P.S. Looking at the image as posted here the colors are more saturated than in the 16 bit TIFF. I must be in the conversion to a 8 bit JPEG and sRBG. Interesting, when I changed the settings in Chrome to use the hardware accelerator the image on my display appears as in the 16 bit TIFF.

John Mack
02-18-2019, 05:16 PM
Well it sure does show off those lores and that red eye. I like the green background. The top of the birds head has a halo around it.

Krishna Prasad kotti
02-19-2019, 07:39 AM
I can see the tight crop here.

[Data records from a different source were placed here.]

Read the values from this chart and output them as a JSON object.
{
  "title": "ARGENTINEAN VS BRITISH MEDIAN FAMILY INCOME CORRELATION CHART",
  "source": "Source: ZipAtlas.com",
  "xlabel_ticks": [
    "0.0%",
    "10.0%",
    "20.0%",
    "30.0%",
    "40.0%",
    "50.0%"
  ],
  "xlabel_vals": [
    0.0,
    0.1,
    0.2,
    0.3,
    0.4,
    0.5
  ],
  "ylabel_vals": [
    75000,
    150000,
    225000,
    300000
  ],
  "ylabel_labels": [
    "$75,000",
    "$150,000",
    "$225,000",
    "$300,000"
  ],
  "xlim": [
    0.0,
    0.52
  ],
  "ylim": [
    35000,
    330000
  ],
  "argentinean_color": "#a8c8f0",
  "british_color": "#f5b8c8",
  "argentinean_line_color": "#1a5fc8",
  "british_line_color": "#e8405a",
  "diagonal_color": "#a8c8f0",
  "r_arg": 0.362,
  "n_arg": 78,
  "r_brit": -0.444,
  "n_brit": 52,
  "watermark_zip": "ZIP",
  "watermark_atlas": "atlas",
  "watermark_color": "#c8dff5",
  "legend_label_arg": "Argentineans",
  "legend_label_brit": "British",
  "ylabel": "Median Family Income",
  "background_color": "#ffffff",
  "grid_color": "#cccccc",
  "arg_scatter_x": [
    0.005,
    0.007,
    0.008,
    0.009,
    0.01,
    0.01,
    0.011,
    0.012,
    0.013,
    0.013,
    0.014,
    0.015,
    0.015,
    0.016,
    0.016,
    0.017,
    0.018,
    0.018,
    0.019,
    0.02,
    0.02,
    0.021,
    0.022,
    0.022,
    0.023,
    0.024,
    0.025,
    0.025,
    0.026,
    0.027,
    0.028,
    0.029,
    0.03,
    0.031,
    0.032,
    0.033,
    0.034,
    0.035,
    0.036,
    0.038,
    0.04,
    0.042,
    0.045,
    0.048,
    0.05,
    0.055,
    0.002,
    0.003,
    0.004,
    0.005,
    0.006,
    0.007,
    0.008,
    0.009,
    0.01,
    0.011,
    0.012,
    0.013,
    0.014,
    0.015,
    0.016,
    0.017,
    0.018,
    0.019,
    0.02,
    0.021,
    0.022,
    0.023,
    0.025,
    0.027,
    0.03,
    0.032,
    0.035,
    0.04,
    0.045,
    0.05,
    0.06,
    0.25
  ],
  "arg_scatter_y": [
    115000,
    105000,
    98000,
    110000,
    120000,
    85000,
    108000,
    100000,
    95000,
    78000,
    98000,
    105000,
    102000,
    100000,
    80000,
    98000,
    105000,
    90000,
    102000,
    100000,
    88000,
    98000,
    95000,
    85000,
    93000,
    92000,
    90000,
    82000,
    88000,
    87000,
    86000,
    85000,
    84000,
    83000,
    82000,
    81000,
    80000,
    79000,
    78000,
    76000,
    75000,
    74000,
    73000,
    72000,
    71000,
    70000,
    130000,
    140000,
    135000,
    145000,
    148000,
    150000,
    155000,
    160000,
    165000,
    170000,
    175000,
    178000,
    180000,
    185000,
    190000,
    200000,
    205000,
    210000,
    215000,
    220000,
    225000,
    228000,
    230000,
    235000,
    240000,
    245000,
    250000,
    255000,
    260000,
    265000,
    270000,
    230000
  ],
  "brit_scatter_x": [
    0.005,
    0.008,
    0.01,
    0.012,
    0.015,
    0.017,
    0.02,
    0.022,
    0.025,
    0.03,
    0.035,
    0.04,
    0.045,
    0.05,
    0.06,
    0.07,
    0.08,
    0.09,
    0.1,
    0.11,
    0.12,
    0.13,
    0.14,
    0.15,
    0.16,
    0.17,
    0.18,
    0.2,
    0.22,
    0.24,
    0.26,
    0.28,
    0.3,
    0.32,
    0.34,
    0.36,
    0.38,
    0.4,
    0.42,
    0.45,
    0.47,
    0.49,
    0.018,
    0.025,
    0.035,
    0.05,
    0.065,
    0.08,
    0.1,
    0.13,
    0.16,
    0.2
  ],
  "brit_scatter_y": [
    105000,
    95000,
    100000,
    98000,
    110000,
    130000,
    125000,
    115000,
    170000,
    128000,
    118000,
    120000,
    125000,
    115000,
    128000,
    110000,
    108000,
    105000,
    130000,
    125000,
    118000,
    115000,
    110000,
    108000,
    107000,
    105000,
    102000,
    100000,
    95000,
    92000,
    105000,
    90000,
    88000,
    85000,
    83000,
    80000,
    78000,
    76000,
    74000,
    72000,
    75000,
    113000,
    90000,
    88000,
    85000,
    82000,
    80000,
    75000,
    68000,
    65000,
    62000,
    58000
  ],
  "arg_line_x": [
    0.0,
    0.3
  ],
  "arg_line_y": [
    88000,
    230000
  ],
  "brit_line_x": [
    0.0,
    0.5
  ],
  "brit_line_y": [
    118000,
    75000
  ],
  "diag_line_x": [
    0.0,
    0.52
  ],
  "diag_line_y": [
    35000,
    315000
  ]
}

Bird head has weird halos.. I think this needs rework.

TFS

Jonathan Ashton
02-19-2019, 07:56 AM
A good lose up but it looks as though you have given the pixels a bit of a bashing Jo! The NR and the sharpening are fighting each other in the plumage, also look at the rim around the bird, I think you have a good image but need to go a little easier on the processing.

Joseph Przybyla
02-19-2019, 08:29 AM
Thanks everyone for viewing and commenting, very much appreciated. I will have another go at processing, thanks again.

Dorian Anderson
02-19-2019, 10:00 PM
Beautiful look at the lores and eye, but I'd prefer to see them in the context of the whole beak/head. Detail is great though. Agree the processing is wonky, so I'd pull back a bit.